For smart tangibles teams, this matters less as EU grant news and more as a source of architectural patterns. Many of the outputs are public: models, reference implementations and guidelines that can be reused in commercial stacks. As EU consumer IoT security and cyber resilience regulations bite, having architectures that align with these patterns will make certification and labelling smoother.


Signals to Watch

  • Commercial platforms citing outputs from SecureIoT, SEMIoTICS, ENACT or related projects in their security documentation. 

  • EU cyber resilience and device security schemes referencing practices proven in these pilots. 

  • Startups productising specific pieces of these frameworks, such as anomaly detection modules for utilities or security DevOps pipelines for industrial IoT. 

  • National funding calls that require use or alignment with this cluster’s outputs in critical infrastructure projects. 


Key Links





From TheRoad / Smart Tangibles



  • Previous issue: Smart Tangibles News Digest #2604

  • Deep dive and case submissions: Smart Tangibles case study submission page - share real world examples of connected products, smart infrastructure, and service backed hardware. 

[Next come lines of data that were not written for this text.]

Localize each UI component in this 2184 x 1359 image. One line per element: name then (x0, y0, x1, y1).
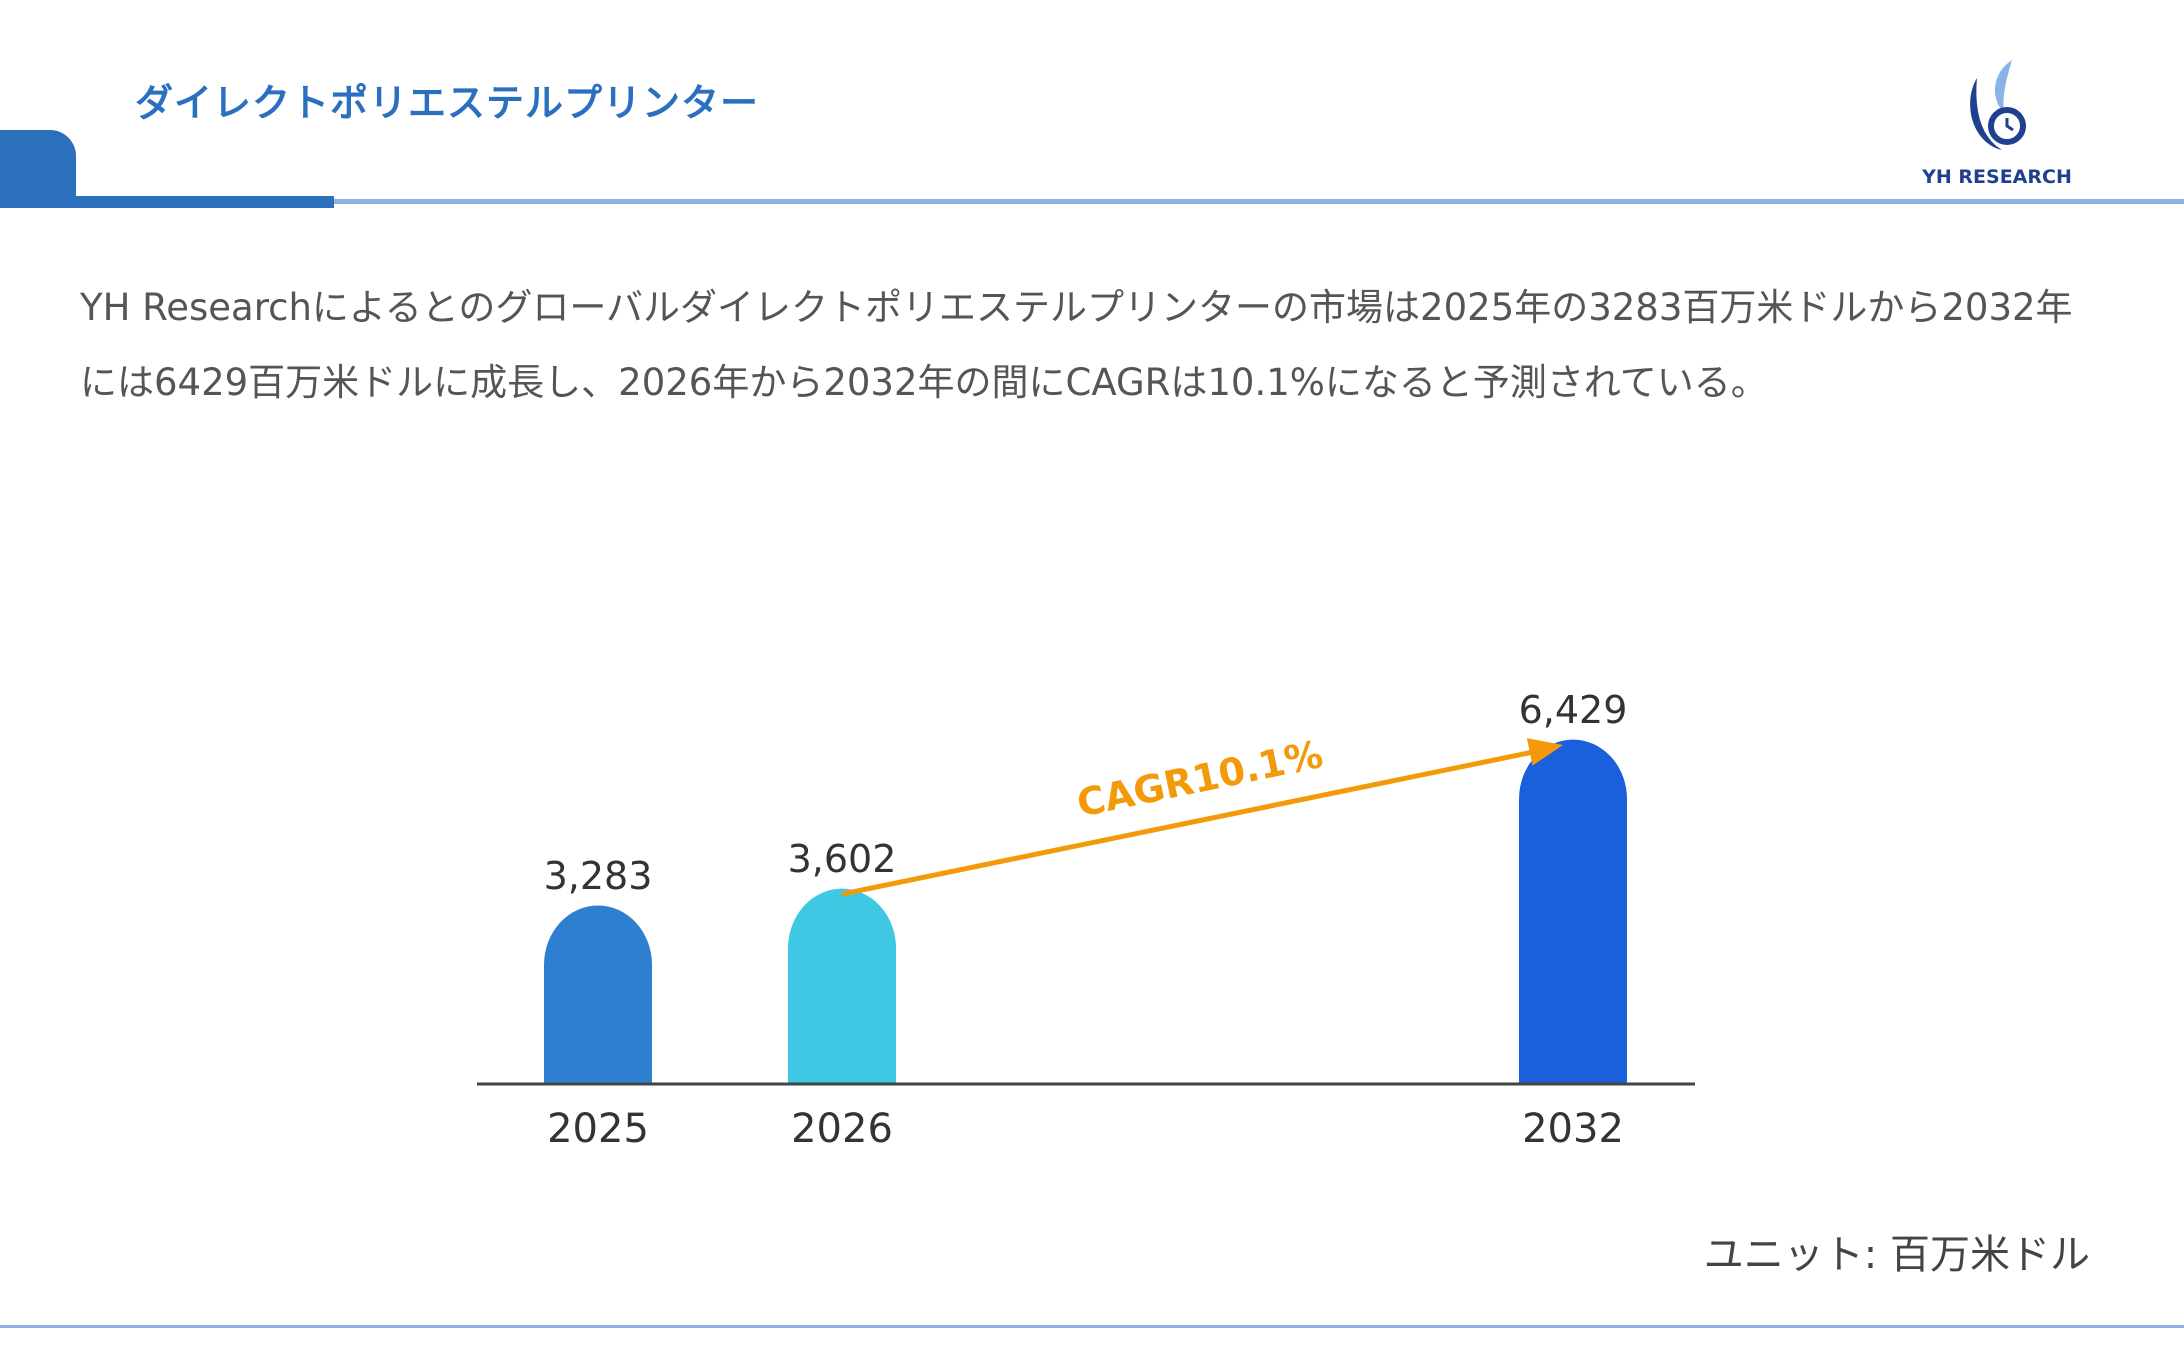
x-tick-label-2025: 2025 (547, 1106, 649, 1152)
value-label-2025: 3,283 (544, 854, 653, 898)
bar-2032 (1519, 739, 1627, 1084)
page-title: ダイレクトポリエステルプリンター (135, 81, 760, 125)
value-label-2026: 3,602 (788, 837, 897, 881)
bar-2025 (544, 905, 652, 1084)
x-tick-label-2026: 2026 (791, 1106, 893, 1152)
header-tab-decoration (0, 130, 76, 206)
footer-divider (0, 1325, 2184, 1328)
value-label-2032: 6,429 (1519, 688, 1628, 732)
logo: YH RESEARCH (1912, 58, 2082, 188)
x-tick-label-2032: 2032 (1522, 1106, 1624, 1152)
unit-label: ユニット: 百万米ドル (1703, 1232, 2090, 1278)
cagr-arrow-line (841, 747, 1544, 897)
logo-icon (1970, 60, 2026, 150)
cagr-label: CAGR10.1% (1073, 732, 1326, 826)
logo-text: YH RESEARCH (1922, 166, 2072, 188)
market-description: YH Researchによるとのグローバルダイレクトポリエステルプリンターの市場… (80, 286, 2073, 404)
header-divider (334, 199, 2184, 204)
cagr-arrow-head (1526, 738, 1563, 766)
header-divider-thick (0, 196, 334, 208)
bar-2026 (788, 888, 896, 1084)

  • Smart Tangibles book progress: The manuscript is incorporating new chapters on edge orchestration, domain specific IoT platforms (like smart retail), and security baselines for long lived devices.



How to Use This Digest


  • Treat these stories as prompts for roadmap reviews - where should your next generation hardware assume edge AI, higher security baselines, or Matter and Thread as default plumbing.

  • Use the “Signals to Watch” bullets as inputs to risk registers and opportunity maps, especially around lifecycle management, platform dependencies, and standards adoption.

  • Bring one story per week into cross functional discussions between product, hardware, security, and operations to stress test assumptions about stacks and partners.

  • For strategy and finance teams, map the market and standards trends here against your own unit economics and portfolio bets to see where assumptions are shifting under your feet.